Что же ты скажешь теперь, Дрозд, когда ноги сами поворачивают в сторону маленького кунга? Или тебе всласть трепыхаться в этих сетях? В сущности, она – совсем девчонка, а ты считал себя взрослым, пожившим… А ведь нет и малейшего намека с ее стороны на то, что наша дружба может перейти во что-то более серьезное.
Видел я красивых женщин… Нет, это не то. В присутствии Ани я начинал чувствовать себя спокойно, будто шел без остановки всю жизнь и наконец пришел туда, где есть все, и больше ничего не надо.
Мои глаза, как голодные хищники, поедали ее не уставая, и я, насколько мог, прятал их, боясь выдать явное… Видел ли я в этой девушке женщину, или это было безмерное любопытство к существу, которым я восхищался? И все же мне всегда хотелось прикоснуться к этим губам, глазам, волосам: а реальное ли все это?
За ней пытались приударить многие воины, и она с каким-то изящным жестом, с улыбкой умела уходить, не обижая. Ко мне она привыкла, как к подружке, наверное, потому, что я ни словом, ни поступком не дал ей понять, что претендую на что-то большее, чем дружба. И так было на самом деле. Мне достаточно видеть ее.
Теперь, когда я летал на «грузовике», работать приходилось каждый день. Мы возили раненых, боеприпасы, грузы, почту, летали на «комара». «Комар» – это завербованный человек, идущий в караване с оружием из Пакистана. Он имеет передатчик, работающий на фиксированной волне. По этому передатчику двое наших пассажиров, с аппаратурой в аккуратных чемоданчиках, определяли с воздуха местонахождение каравана.

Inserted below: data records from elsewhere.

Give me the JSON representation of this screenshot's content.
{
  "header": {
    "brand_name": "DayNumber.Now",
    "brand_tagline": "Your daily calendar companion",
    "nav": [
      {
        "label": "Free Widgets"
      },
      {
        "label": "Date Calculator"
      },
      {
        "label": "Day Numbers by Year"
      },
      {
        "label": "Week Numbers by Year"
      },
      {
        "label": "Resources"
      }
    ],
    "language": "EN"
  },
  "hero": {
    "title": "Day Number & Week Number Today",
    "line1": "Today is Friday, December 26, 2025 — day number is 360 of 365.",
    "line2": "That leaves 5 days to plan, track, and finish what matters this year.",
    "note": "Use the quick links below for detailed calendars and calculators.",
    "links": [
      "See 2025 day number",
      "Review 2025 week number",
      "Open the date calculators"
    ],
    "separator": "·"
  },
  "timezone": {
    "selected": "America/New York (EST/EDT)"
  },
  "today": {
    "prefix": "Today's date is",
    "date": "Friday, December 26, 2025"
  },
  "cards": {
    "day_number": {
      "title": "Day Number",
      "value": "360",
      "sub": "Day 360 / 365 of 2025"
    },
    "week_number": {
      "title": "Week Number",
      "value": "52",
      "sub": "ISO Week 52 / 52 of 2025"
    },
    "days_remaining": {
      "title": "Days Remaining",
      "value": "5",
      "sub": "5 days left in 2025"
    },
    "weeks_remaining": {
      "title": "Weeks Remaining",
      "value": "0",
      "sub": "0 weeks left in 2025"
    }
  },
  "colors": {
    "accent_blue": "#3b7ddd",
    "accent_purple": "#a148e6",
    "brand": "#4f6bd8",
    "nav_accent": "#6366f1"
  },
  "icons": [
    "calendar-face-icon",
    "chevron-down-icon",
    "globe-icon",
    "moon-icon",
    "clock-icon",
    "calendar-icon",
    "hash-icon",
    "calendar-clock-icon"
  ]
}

Три раза в день мы взлетали и брали курс к пакистанской границе. Маршрут был один и тот же, но главное – не пересечь границу. В один из полетов я взял с собой Анну. Она проявляла любопытство, как подросток, – ее интересовало все, что связано с полетами.
Полчаса упражнений – и она научилась держать горизонт в воздухе и разворачиваться на заданный угол. После посадки мы выписали ей свидетельство пилота и приняли в экипаж, облив шампанским, каким-то чудом уцелевшим в одном из тайников на самолете.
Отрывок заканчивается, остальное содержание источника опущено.